A briefing document from the Food and Drug Administration (FDA) says that enrollment for all clinical studies of vaccines for respiratory syncytial virus (RSV) in infants is on hold over concerns about potential safety findings from a clinical trial involving two vaccine candidates.

The document, released ahead of a meeting tomorrow of the FDA's Vaccine and Related Biologic Products Advisory Committee (VRBPAC), revealed that a phase 1 trial evaluating the safety, tolerability, and immunogenicity of two Moderna RSV vaccine candidates (mRNA-1365 and mRNA-1345) in infants aged 5 months to 8 months was paused in July after five cases of severe to very severe lower RSV respiratory tract infection (LRTI) were reported in infants who received a 15-microgram (μg) dose of mRNA-1345 (3 cases) or a 15-μg dose of mRNA-1365 (2 cases), compared with 1 case in the placebo group. Five of the 6 infants required hospitalization, with 1 needing mechanical ventilation.

"The observed imbalance in severe/very severe cases of RSV LRTI in the mRNA-1345 and mRNA-1365 vaccine development program among 5-month to <8-month-old recipients of mRNA-1345 (15 μg) and mRNA-1365 (15 μg) has uncertain implications for the ongoing and future pediatric development of other non-live attenuated RSV vaccines," the FDA said.

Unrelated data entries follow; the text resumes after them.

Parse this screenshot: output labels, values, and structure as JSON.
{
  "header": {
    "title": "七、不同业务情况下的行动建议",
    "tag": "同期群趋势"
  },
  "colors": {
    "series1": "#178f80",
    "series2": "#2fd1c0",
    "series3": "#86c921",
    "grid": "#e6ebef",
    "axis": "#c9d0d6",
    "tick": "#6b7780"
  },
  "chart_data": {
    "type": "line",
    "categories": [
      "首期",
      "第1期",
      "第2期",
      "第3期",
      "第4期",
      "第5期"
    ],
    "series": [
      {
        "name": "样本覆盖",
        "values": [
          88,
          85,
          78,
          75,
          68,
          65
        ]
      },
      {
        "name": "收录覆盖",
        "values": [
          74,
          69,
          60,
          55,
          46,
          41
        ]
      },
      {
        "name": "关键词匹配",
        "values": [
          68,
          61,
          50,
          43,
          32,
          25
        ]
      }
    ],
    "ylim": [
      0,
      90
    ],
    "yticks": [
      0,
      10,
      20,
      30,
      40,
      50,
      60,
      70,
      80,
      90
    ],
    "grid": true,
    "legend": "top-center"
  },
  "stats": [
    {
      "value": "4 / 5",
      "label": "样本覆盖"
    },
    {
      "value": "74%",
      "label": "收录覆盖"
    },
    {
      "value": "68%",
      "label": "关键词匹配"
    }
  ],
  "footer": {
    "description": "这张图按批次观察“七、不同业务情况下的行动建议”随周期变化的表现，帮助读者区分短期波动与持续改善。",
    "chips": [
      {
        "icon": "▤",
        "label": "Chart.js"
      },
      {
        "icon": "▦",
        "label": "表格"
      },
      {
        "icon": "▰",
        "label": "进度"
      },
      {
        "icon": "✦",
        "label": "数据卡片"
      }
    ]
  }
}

Moderna was made aware of the safety signal and paused further enrollment on July 17 and notified the FDA of the study-wide pause on July 19, according to the document. The FDA then put a clinical hold on the trial. On September 12, Moderna announced that the RSV program for seronegative children -- those without detectable RSV antibodies -- younger than 2 years old was listed under discontinued programs.

The trial also found that vaccine immune responses in infants who received mRNA-1345 and had previously been exposed to the monoclonal antibody nirsevimab were blunted compared with those who had not received nirsevimab, suggesting a possible interaction.

Marketed under the brand name mRESVIA, mRNA-1345 was approved by the FDA in May for use in adults aged 60 and older. It's one of three RSV vaccines that have been licensed for adults and pregnant women within the past 2 years. Moderna is conducting a phase 1 trial of mRNA-1365 as combination vaccine for RSV and human metapneumovirus.

The observed imbalance in severe/very severe cases of RSV LRTI in the mRNA-1345 and mRNA-1365 vaccine development program among 5-month to <8-month-old recipients of mRNA-1345 (15 μg) and mRNA-1365 (15 μg) has uncertain implications for the ongoing and future pediatric development of other non-live attenuated RSV vaccines.

The need for a pediatric vaccine for RSV, which is the leading cause of infant hospitalization in the United States, is clear. But the briefing document notes that this isn't the first time pediatric RSV vaccine development has been stalled over safety concerns. In the 1960s, administration of a formalin-inactivated RSV vaccine resulted in two infant deaths from vaccine-associated enhanced respiratory disease (VAERD). Since then, pediatric studies of RSV vaccines have proceeded cautiously owing to concerns over the risk of VAERD.

The FDA says it's convening VRBPAC to discuss considerations for RSV vaccine safety in children. While the committee will not vote tomorrow, it will address the interpretation of the safety data from the mRNA-1345 and mRNA-1365 pediatric clinical development program and the implications of the findings for future development of pediatric non-live attenuated RSV vaccines, as well as interactions between RSV monoclonal antibodies and RSV vaccines.